Paycheck Protection Program Highlights
- The funding is intended to help retain workers, maintain payroll, and cover rent, mortgage, and utility expenses.
- There is no cost to apply.
- The loan covers expenses dating back to February 15 to December 30, 2020.
- Loan can be forgiven and essentially turn into a non-taxable grant.
- No personal guarantee or collateral shall be required.
PPP Loan Forgiveness
The loan will be fully forgiven if the funds are used for payroll costs, interest on mortgages, rent and utilities (at least 60 percent of the forgiven amount must have been used for payroll). Loan payments will also be deferred for six months. No collateral or personal guarantees are required. Neither the government nor lenders will charge small businesses any fees.

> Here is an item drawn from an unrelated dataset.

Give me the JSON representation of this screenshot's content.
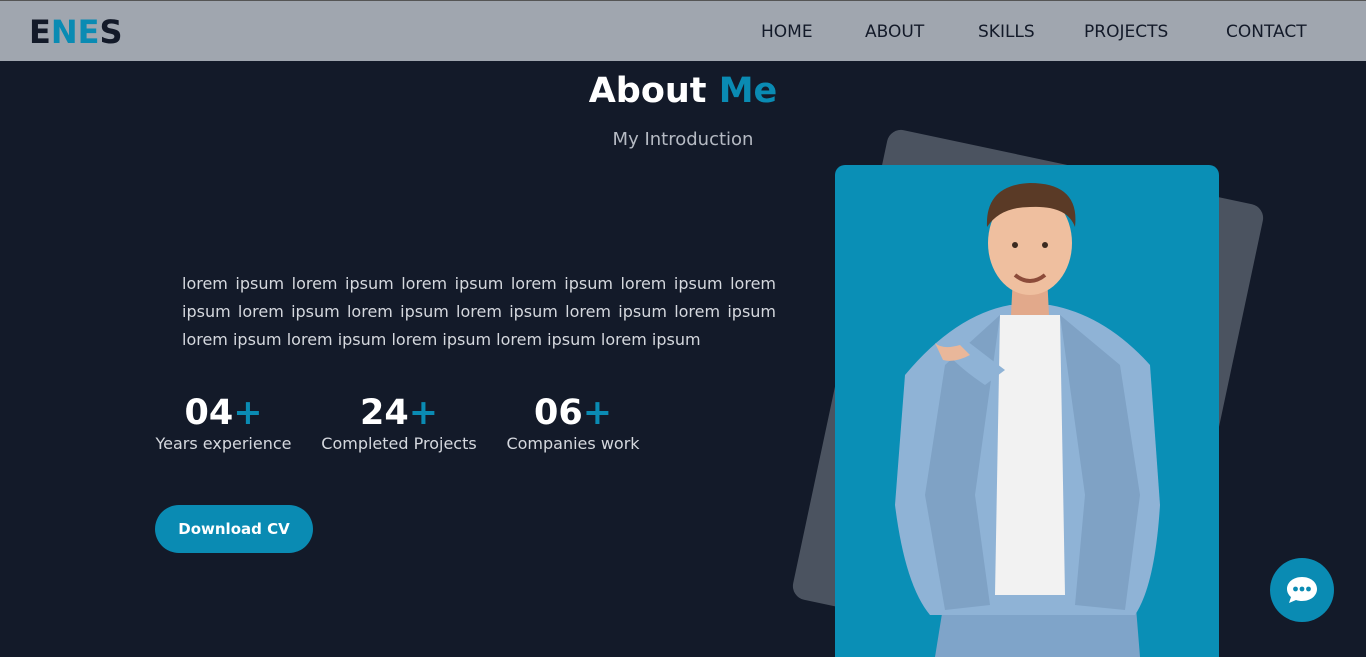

Loans issued prior to June 5 have a maturity of two years. Loans issued after June 5 have a maturity of five years. All loans have an interest rate of 1 percent.
The loan forgiveness form and instructions include several measures to reduce compliance burdens and simplify the process for borrowers, including:
- Options for borrowers to calculate payroll costs using an “alternative payroll covered period” that aligns with borrowers’ regular payroll cycles
- Flexibility to include eligible payroll and non-payroll expenses paid or incurred during the 24-week period after receiving their PPP loan
- Step-by-step instructions on how to perform the calculations required by the CARES Act to confirm eligibility for loan forgiveness
- Borrower-friendly implementation of statutory exemptions from loan forgiveness reduction based on rehiring by June 30
- Addition of a new exemption from the loan forgiveness reduction for borrowers who have made a good-faith, written offer to rehire workers that was declined
Where can I apply for the Paycheck Protection Program?
You can apply for the Paycheck Protection Program (PPP) at any lending institution that is approved to participate in the program through the existing U.S. Small Business Administration (SBA) 7(a) lending program and additional lenders approved by the Department of Treasury.
You do not have to visit any government institution to apply for the program. You can call your bank or find SBA-approved lenders in your area through SBA’s online Lender Match tool. You can call your local Small Business Development Center or Women’s Business Center and they will provide free assistance and guide you to lenders. This could be the bank you already use, or a nearby bank. There are thousands of banks that already participate in the SBA’s lending programs, including numerous community banks.